Man of Iron (1981)
8/10
A Dubious Redemption
26 May 2008
Warning: Spoilers
A sequel and companion to and a parody of Man of Marble. Whereas Agnieska, a young woman and an idealist about what she can do, is trying to find the truth, here Winkel, middle-aged and alcoholic, is out to create convincing lies to discredit a strike-leader, the son of Agnieska's subject and now her husband. The same process of flashback and revelation takes place, showing past strikes in the ship-works and how Maciej Tomczyk became the "man of iron". The ironies here are harsher than in Man of Marble- there's an unmentioned man of steel- Stalin, creator of communist Poland- lurking behind the scene; the state operatives- minister, shipyard manager, Captain Wirski of the police- have lost any of the idealism or beliefs that may once have inspired them and have only the belief in their right to rule.

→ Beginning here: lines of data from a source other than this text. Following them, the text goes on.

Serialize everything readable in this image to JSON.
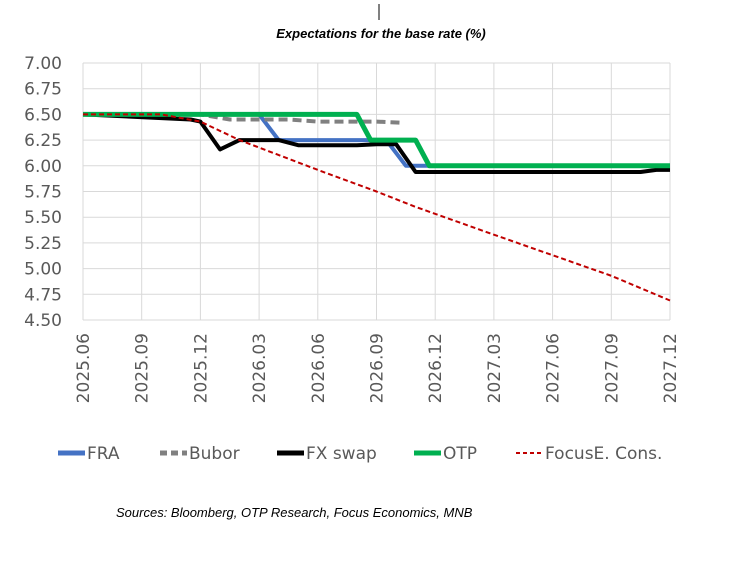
{
  "chart_data": {
    "type": "line",
    "title": "Expectations for the base rate (%)",
    "source": "Sources: Bloomberg, OTP Research, Focus Economics, MNB",
    "ylim": [
      4.5,
      7.0
    ],
    "ystep": 0.25,
    "y_ticks": [
      "4.50",
      "4.75",
      "5.00",
      "5.25",
      "5.50",
      "5.75",
      "6.00",
      "6.25",
      "6.50",
      "6.75",
      "7.00"
    ],
    "x_ticks": [
      "2025.06",
      "2025.09",
      "2025.12",
      "2026.03",
      "2026.06",
      "2026.09",
      "2026.12",
      "2027.03",
      "2027.06",
      "2027.09",
      "2027.12"
    ],
    "x_range": [
      0,
      30
    ],
    "grid": true,
    "series": [
      {
        "name": "FRA",
        "color": "#4472c4",
        "style": "solid",
        "width": 4,
        "points": [
          [
            0,
            6.5
          ],
          [
            9,
            6.5
          ],
          [
            10,
            6.25
          ],
          [
            15.5,
            6.25
          ],
          [
            16.5,
            6.0
          ],
          [
            30,
            6.0
          ]
        ]
      },
      {
        "name": "Bubor",
        "color": "#808080",
        "style": "dashed",
        "width": 4,
        "points": [
          [
            0,
            6.5
          ],
          [
            6,
            6.5
          ],
          [
            7.5,
            6.45
          ],
          [
            10.5,
            6.45
          ],
          [
            12,
            6.43
          ],
          [
            15,
            6.43
          ],
          [
            16.2,
            6.42
          ]
        ]
      },
      {
        "name": "FX swap",
        "color": "#000000",
        "style": "solid",
        "width": 4,
        "points": [
          [
            0,
            6.5
          ],
          [
            5.5,
            6.45
          ],
          [
            6,
            6.43
          ],
          [
            7,
            6.16
          ],
          [
            8,
            6.25
          ],
          [
            10,
            6.25
          ],
          [
            11,
            6.2
          ],
          [
            14,
            6.2
          ],
          [
            15,
            6.21
          ],
          [
            16,
            6.21
          ],
          [
            17,
            5.94
          ],
          [
            28.5,
            5.94
          ],
          [
            29.3,
            5.96
          ],
          [
            30,
            5.96
          ]
        ]
      },
      {
        "name": "OTP",
        "color": "#00b050",
        "style": "solid",
        "width": 5,
        "points": [
          [
            0,
            6.5
          ],
          [
            14,
            6.5
          ],
          [
            14.7,
            6.25
          ],
          [
            17,
            6.25
          ],
          [
            17.7,
            6.0
          ],
          [
            30,
            6.0
          ]
        ]
      },
      {
        "name": "FocusE. Cons.",
        "color": "#c00000",
        "style": "dashed",
        "width": 2,
        "points": [
          [
            0,
            6.5
          ],
          [
            4,
            6.5
          ],
          [
            6,
            6.43
          ],
          [
            8,
            6.25
          ],
          [
            12,
            5.96
          ],
          [
            15,
            5.75
          ],
          [
            17,
            5.6
          ],
          [
            21,
            5.33
          ],
          [
            24,
            5.13
          ],
          [
            27,
            4.93
          ],
          [
            30,
            4.69
          ]
        ]
      }
    ]
  }
}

At the end the manager insists that an agreement imposed by force isn't valid to explain why the one agreed to between Solidarity and the government will fail, without ever realising that that is why every government-imposed agreement has failed and would fail. We see Captain Wirski practising Polish Police martial arts- truncheon work- in a gym for exercise while his subordinates sympathise with and help the strikers. Finally, even if Winkel cannot tell the lies he is meant to, the strikers will not accept him as a friend; he is too tainted by his past. He has to go out and probably lose his job and face prison for the accident that was hushed-up but he may have begun to save his soul.

One fascinating thing about this film and Man of Marble is the revelation of how helpless the Polish government was. A dictatorship, with ideological control of the police, the film studios, the press, could not stop Wajda making films excoriating them. The best they could do was to censor them for Polish distribution.